Derrière la carte postale - L'Infirmière Libérale Magazine n° 335 du 01/04/2017 | Espace Infirmier
 

L'infirmière Libérale Magazine n° 335 du 01/04/2017

 

SANTÉ INSULAIRE

L’exercice au quotidien

Françoise Vlaemÿnck*   Héloïse Chochois**  

Associées, Valérie Le Barbier et Florence Dugravot exercent en Polynésie française depuis treize et deux ans. Témoignage à deux voix.

« Bora-Bora, son lagon, ses eaux turquoise, ses hôtels de luxe… L’envers du décor est moins paradisiaque. La grande majorité de la population est en butte à la pauvreté. L’habitat, le plus souvent à même la terre battue, ne bénéficie d’aucun confort de base comme l’électricité ou les toilettes, et abrite des familles nombreuses. Nous sommes très vigilantes à ne pas attraper la leptospirose, mais ce n’est pas toujours aisé car on se déchausse au seuil des portes en signe de politesse. De fait, il y a énormément de cas sur l’île et, au regard des conditions de vie et d’hygiène, de nombreux Polynésiens ont des problèmes dermatologiques. La filariose est également présente et, bien souvent, on ne peut pas faire grand-chose si ce n’est des pansements de confort et de s’assurer, en cas d’ulcère, que les personnes prennent leurs antibiotiques pour parer à toute surinfection. Le rhumatisme articulaire aigu est également une pathologie relativement courante. Sans oublier les virus de la dengue, du zika et du chikungunya. Bref, en termes de santé publique, le constat n’est guère reluisant. Ici, lorsqu’une personne décède à 50 ans, on considère qu’elle a déjà bien vécu(1)

L’autre plaie de l’île, c’est l’obésité et l’obésité morbide. Il est fréquent de mettre une bonne dose de grenadine dans les biberons de bébés de deux mois… Environ 40 % de nos patients sont d’ailleurs diabétiques ou suivis pour des complications liées à un diabète.
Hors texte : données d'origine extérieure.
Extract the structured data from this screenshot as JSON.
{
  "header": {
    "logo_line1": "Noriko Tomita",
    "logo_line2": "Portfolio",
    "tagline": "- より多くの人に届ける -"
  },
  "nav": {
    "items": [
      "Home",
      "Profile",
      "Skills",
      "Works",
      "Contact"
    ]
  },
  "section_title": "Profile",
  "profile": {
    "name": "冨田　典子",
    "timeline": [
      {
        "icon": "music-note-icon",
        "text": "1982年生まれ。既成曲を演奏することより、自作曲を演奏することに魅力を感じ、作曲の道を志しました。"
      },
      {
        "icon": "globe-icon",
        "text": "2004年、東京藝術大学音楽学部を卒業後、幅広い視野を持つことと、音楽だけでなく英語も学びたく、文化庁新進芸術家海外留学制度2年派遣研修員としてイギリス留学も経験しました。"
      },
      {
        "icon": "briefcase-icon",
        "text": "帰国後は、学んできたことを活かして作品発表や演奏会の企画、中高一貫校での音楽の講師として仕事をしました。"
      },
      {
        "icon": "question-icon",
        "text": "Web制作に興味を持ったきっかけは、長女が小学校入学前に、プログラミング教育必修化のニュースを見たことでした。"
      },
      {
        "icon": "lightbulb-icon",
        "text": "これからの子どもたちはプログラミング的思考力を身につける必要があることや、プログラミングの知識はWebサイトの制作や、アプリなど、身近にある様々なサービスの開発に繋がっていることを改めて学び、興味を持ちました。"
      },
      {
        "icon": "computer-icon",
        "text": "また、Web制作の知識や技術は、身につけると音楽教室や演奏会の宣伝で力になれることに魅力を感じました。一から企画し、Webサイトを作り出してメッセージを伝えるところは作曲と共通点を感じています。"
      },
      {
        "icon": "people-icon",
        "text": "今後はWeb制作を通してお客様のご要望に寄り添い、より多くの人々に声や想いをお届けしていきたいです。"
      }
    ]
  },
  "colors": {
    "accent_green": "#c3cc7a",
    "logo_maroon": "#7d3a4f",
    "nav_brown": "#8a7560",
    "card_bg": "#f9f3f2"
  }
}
Quelques patients annoncent entre 2 et 3 g de glycémie à jeun et ne prennent ni insuline ni aucun traitement ! Au début, ça surprend…

Pour assurer la prise en charge, nous ne manquons de rien. En revanche, il est compliqué de nous former ou d’échanger sur nos pratiques. Il y a bien quelques formations à Tahiti, mais cela nécessite d’organiser un remplacement, de prendre l’avion et un hébergement. L’année dernière, un laboratoire a dépêché un infirmier spécialisé en plaies et cicatrisation avec qui on a fait le tour des patients et qui nous a conseillés. Sinon, on cherche le plus souvent les informations sur Internet. Nous accueillons aussi des étudiants en soins infirmiers, ce qui nous permet de suivre les évolutions.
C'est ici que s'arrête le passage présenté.